12.1- L'asphyxie

Dans les sociétés traditionnelles, le mariage est plutôt une alliance entre deux familles, et la nature de la relation entre les deux époux est subordonnée à cet intérêt collectif. Les parents sont souvent récalcitrants parce qu’ils ont l’expérience des échecs, souvent très douloureux, d’engagements mal préparés. La forte implication de familles entières dans le mariage d’un de leurs membres fait que le partenaire doit savoir qu’il n’épouse pas seulement une personne, mais précisément toute sa famille.

L'enquête sur terrain a révélé une réalité souffrante de vie de couple.
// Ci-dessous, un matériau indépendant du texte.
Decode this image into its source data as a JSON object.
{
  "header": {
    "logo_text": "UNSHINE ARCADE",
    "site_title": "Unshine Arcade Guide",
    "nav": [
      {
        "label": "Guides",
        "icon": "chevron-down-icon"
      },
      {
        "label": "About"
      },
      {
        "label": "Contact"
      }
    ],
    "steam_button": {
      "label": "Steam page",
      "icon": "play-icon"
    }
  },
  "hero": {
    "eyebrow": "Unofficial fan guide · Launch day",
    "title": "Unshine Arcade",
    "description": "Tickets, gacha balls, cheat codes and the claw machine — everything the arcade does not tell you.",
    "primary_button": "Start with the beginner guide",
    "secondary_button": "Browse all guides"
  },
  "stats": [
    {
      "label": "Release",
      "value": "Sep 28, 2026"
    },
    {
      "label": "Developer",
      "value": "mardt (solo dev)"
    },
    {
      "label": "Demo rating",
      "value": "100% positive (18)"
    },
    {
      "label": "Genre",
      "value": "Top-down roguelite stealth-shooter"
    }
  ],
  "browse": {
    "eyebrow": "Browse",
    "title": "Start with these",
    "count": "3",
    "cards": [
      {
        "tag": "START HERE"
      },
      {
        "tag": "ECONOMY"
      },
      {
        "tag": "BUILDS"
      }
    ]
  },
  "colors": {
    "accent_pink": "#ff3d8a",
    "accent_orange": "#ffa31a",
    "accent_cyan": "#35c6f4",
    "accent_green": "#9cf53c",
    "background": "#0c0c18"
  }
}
Les enquêtés souffrent de l'intrusion de l'entourage dans leur vie privée. Dès le début de l'histoire amoureuse, les pressions familiales et sociales les empêchent de vivre et de décider leur vie seuls. Tout le monde est concerné et presque tout le monde est contre cette cellule familiale mixte. Les conflits de l'histoire communautaire au Liban se répètent à chaque instant de leur vie de couple.

Ce mariage, jugé par son entourage comme hors norme, voire anormal, aura des effets sensibles sur le couple, qu’il le veuille ou non.
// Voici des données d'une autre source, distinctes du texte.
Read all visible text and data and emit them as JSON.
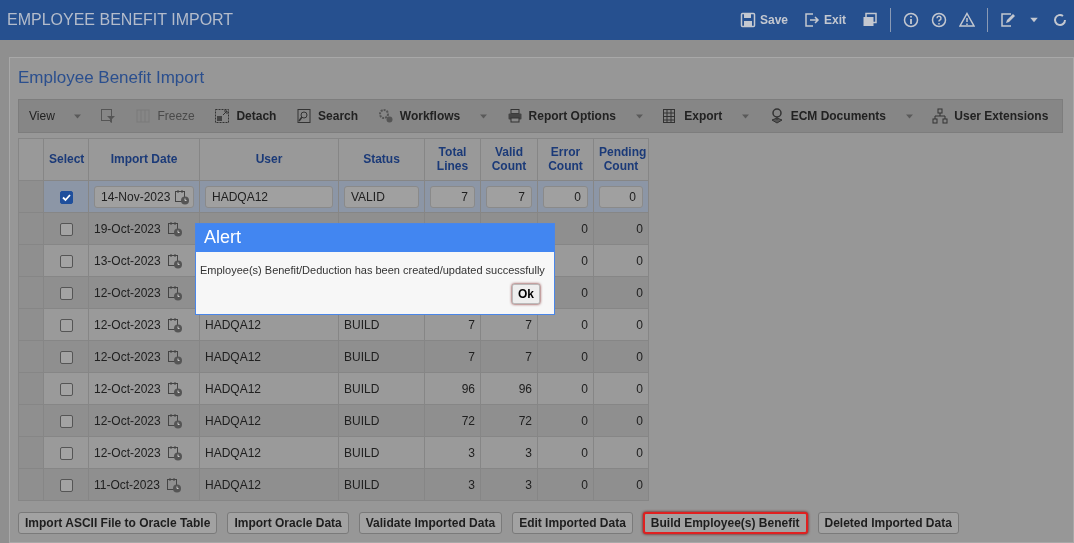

Mais tous les couples ne réagissent pas de la même manière à ces réactions du milieu. Tous les couples présentant des critères « objectifs de mixité » ne le ressentent pas comme une spécificité importante de leur existence, d’une part parce que le terme « mixte » renvoie aux représentations, variables, de la notion du proche/lointain, d’autre part, parce que les dimensions « mixtes » ne doivent pas cacher les autres éléments de rapprochement qui ont présidé aux rencontres.

Un certain nombre de couples ne souhaitaient pas être interviewés dans le cadre d’une étude sur les mariages mixtes. Quand on leur a demandé "pourquoi", ils disent que leur couple, même s’il peut être appelé « mixte », ne l’est pas grâce à leurs intérêts communs. L’écoute des enquêtés m'a apporté ainsi des données qui ne vont pas toujours dans ce sens, en particulier lorsque les conjoints sentent leur identité personnelle menacée dans la vie commune avec un étranger et qu’ils vivent leur union « mixte » de manière conflictuelle ou revendicatrice.
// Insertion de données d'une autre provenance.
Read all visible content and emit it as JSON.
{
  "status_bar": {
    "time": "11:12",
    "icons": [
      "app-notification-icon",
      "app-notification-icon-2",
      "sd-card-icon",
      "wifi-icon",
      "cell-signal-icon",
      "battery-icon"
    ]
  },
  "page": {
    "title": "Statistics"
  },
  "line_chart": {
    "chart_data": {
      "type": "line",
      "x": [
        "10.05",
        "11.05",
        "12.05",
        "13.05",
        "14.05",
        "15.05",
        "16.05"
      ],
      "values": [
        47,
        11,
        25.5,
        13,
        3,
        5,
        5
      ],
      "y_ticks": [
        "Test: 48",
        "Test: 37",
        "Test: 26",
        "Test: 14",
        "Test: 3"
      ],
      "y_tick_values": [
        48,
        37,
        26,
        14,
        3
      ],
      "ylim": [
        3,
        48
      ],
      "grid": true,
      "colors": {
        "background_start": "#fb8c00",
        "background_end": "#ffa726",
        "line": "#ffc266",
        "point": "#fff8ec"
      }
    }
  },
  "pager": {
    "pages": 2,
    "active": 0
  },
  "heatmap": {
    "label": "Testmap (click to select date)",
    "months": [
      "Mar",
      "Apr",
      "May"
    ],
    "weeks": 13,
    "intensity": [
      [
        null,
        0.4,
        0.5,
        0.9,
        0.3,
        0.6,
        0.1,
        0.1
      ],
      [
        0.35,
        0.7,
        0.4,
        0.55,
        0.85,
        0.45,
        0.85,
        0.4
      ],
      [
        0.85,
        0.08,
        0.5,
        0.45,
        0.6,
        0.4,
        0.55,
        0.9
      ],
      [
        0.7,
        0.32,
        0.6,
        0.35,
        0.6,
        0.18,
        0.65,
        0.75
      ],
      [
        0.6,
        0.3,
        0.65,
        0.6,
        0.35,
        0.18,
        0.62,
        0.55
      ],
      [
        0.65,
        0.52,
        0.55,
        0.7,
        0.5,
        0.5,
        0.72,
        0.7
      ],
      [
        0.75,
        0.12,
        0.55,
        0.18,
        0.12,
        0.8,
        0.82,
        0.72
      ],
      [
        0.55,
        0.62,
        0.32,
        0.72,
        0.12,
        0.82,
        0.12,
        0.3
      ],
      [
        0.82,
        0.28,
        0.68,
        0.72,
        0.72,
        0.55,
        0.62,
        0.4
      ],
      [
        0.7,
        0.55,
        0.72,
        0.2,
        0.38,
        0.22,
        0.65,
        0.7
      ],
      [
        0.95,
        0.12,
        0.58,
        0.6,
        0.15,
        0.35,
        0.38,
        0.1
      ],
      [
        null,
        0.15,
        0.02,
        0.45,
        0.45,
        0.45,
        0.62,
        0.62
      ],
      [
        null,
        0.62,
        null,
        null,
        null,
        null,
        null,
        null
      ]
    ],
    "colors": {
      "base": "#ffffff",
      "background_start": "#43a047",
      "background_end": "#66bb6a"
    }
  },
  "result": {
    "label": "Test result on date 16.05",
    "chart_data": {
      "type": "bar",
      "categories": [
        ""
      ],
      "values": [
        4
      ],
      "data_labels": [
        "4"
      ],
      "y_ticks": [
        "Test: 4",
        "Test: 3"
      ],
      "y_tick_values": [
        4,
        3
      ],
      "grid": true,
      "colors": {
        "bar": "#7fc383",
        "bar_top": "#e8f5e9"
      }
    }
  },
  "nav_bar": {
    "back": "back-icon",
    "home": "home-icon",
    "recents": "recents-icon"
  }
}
Certains se révoltent contre cet holisme social aveugle et réclament leur individuation. Pour eux, personne n'a le droit de gérer leurs affaires et de décider à leur place, les parents inclus. Respecter ses parents ne vaut pas dire leur être soumis et les laisser intervenir dans sa vie privée. Ces enquêtés "valorisent l'esprit aux dépens de la lettre".

Ces attitudes libératrices qui refusent toute tutelle et qui valorisent "l'individu" au détriment du "groupe", forgent un nouveau trajet vers le "je", ceci dans la société libanaise.